The biggest change this year is the protocol of switching sides between sets. The IGHSAU proclaimed that teams “are not to switch benches between sets.” But, in the event that a clear and distinct disadvantage exists, teams may switch sides, observing all social distancing protocols. Officials will determine if a disadvantage is present.
To help with social distancing, players are allowed to stand near the bench area (not just those in the active rotation), and along with players are strongly encouraged to wear face coverings while on the bench. Sanitizing of hands is also required after warmups, timeouts, between sets and anytime after leaving the court.
Teams are limited to one coach and captain per team to participate in the pre-match coin-toss, with face masks strongly encouraged. Teams also must bring their own volleyballs for use during warmups, and are not allowed to warm up outside of the court near their opponents while their opponents have the court for the six-minute portion of the pre-match warm-up protocol. Host schools must have at least three volleyballs to use for the in-game ball rotation to allow for volleyballs to be sanitized while not in use.
Schools are asked to eliminate spectator seating in the front two rows if possible. The scorer’s table should be limited to the home team scorer, libero, tracker and timer, with visiting personnel – including statistician and scorer – asked to find an alternative location. Schools should also avoid playing matches simultaneously on side-by-side courts if possible.
Athletes are encouraged to arrive already dressed for competition, or the venue should provide alternative accommodations for swimmers and divers to change that allows for social distancing.
Just one person per lane should be permitted as lap counter at the turning end. A notification system, via use of hand signals or the public address system, will be used for disqualifications. Timers are asked to assemble at the finish of each race, at the edge of the pool within the 6-8 feet confines of the lane in which they are timing.
For relays, judges are required to work from the sides of the pool. Space relay swimmers apart from one another. Timers and relay takeoff judges are strongly encouraged to wear cloth facial coverings.
During diving competition, divers may not approach the board until their turn to compete.
Teams are asked to stay on opposite sides of the pool. A recommendation included having home teams compete in lanes 1-3, and visitors to swim in lanes 4-6.

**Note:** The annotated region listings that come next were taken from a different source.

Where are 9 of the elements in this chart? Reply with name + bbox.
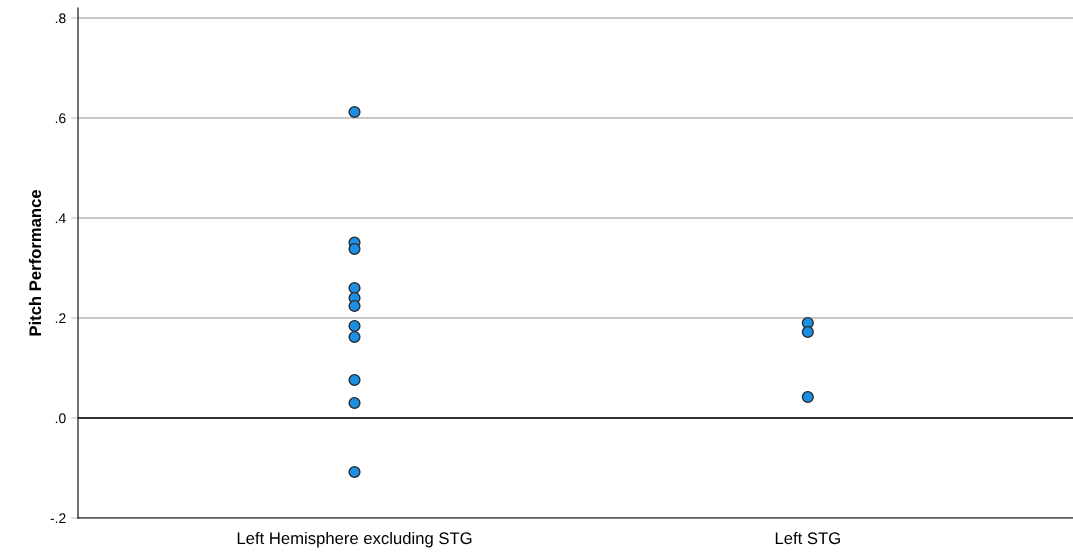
y-tick-label: .6 (55, 113, 66, 124)
y-tick-label: .4 (55, 213, 66, 224)
x-tick-label: Left STG (775, 531, 840, 545)
y-tick-label: .0 (55, 413, 66, 424)
y-tick-label: .8 (55, 13, 66, 24)
y-tick-label: -.2 (50, 513, 66, 524)
x-tick-label: Left Hemisphere excluding STG (237, 531, 472, 548)
y-axis-title: Pitch Performance (28, 189, 42, 336)
y-tick-label: .2 (55, 313, 66, 324)
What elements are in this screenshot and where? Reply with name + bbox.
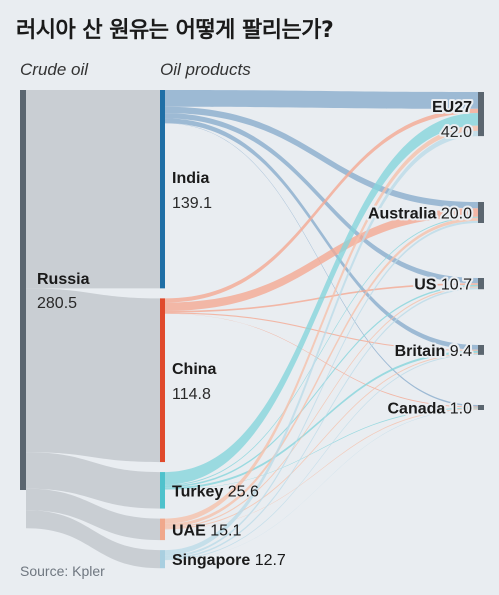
label-turkey: Turkey 25.6 [172, 483, 259, 500]
flow-india-to-eu27 [165, 90, 478, 109]
column-header-crude-oil: Crude oil [20, 60, 89, 79]
label-china-value: 114.8 [172, 386, 211, 403]
label-uae: UAE 15.1 [172, 522, 241, 539]
label-singapore: Singapore 12.7 [172, 552, 286, 569]
label-eu27-value: 42.0 [441, 124, 472, 141]
label-australia-value: 20.0 [441, 206, 472, 223]
node-bar-singapore [160, 550, 165, 569]
label-canada-name: Canada [388, 401, 450, 418]
node-bar-china [160, 298, 165, 463]
label-singapore-name: Singapore [172, 552, 255, 569]
flow-links [26, 90, 478, 569]
label-turkey-value: 25.6 [228, 483, 259, 500]
label-russia-value: 280.5 [37, 295, 77, 312]
flow-russia-to-turkey [26, 452, 160, 509]
label-australia: Australia 20.0 [368, 206, 472, 223]
label-us-name: US [414, 277, 441, 294]
label-turkey-name: Turkey [172, 483, 228, 500]
flow-uae-to-eu27 [165, 125, 478, 524]
node-bar-australia [478, 202, 484, 223]
label-eu27-name: EU27 [432, 99, 472, 116]
flow-china-to-canada [165, 313, 478, 408]
label-us-value: 10.7 [441, 277, 472, 294]
flow-turkey-to-australia [165, 216, 478, 486]
source-note: Source: Kpler [20, 563, 105, 579]
label-australia-name: Australia [368, 206, 441, 223]
node-bar-eu27 [478, 92, 484, 137]
label-singapore-value: 12.7 [255, 552, 286, 569]
node-bar-uae [160, 518, 165, 541]
label-britain-value: 9.4 [450, 343, 472, 360]
flow-uae-to-britain [165, 352, 478, 530]
flow-nodes [20, 90, 484, 569]
flow-singapore-to-canada [165, 409, 478, 561]
node-bar-turkey [160, 472, 165, 509]
label-britain-name: Britain [395, 343, 450, 360]
node-bar-russia [20, 90, 26, 490]
flow-singapore-to-britain [165, 353, 478, 560]
label-russia-name: Russia [37, 271, 90, 288]
flow-china-to-britain [165, 312, 478, 351]
node-bar-us [478, 278, 484, 290]
label-us: US 10.7 [414, 277, 472, 294]
flow-singapore-to-australia [165, 220, 478, 558]
column-header-oil-products: Oil products [160, 60, 251, 79]
label-uae-name: UAE [172, 522, 210, 539]
label-china-name: China [172, 361, 217, 378]
flow-russia-to-india [26, 90, 160, 289]
node-bar-britain [478, 345, 484, 355]
flow-turkey-to-us [165, 284, 478, 488]
flow-india-to-britain [165, 118, 478, 350]
chart-title: 러시아 산 원유는 어떻게 팔리는가? [16, 18, 334, 43]
flow-china-to-australia [165, 208, 478, 311]
label-canada: Canada 1.0 [388, 401, 473, 418]
flow-russia-to-uae [26, 488, 160, 541]
flow-russia-to-china [26, 288, 160, 463]
label-india-name: India [172, 170, 209, 187]
flow-india-to-canada [165, 123, 478, 407]
flow-singapore-to-eu27 [165, 130, 478, 556]
flow-uae-to-canada [165, 408, 478, 530]
flow-uae-to-australia [165, 217, 478, 527]
flow-turkey-to-canada [165, 407, 478, 490]
label-canada-value: 1.0 [450, 401, 472, 418]
flow-singapore-to-us [165, 287, 478, 560]
flow-india-to-australia [165, 106, 478, 209]
label-india-value: 139.1 [172, 195, 212, 212]
node-bar-canada [478, 405, 484, 410]
flow-uae-to-us [165, 286, 478, 529]
flow-turkey-to-eu27 [165, 113, 478, 485]
label-uae-value: 15.1 [210, 522, 241, 539]
label-britain: Britain 9.4 [395, 343, 472, 360]
flow-india-to-us [165, 113, 478, 284]
node-labels: Russia 280.5 India 139.1 China 114.8 Turkey 25… [37, 97, 474, 569]
flow-turkey-to-britain [165, 350, 478, 490]
flow-china-to-eu27 [165, 108, 478, 303]
node-bar-india [160, 90, 165, 289]
flow-russia-to-singapore [26, 510, 160, 569]
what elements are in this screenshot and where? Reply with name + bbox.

Facility managers are asked to disinfect the pool before and after each practice and meet. It was also suggested that chlorine levels be increased, even though the Centers for Disease Control said there is no evidence that the coronavirus can be spread through the water in pools, and that proper operation and disinfection of the water should inactivate the virus.
Managers are also being asked to establish multiple sessions for warm-up periods to limit number of swimmers per lane, and restrict the number of swimmers in competition area, and number of swimmers per lane during warm-up and warm-down periods.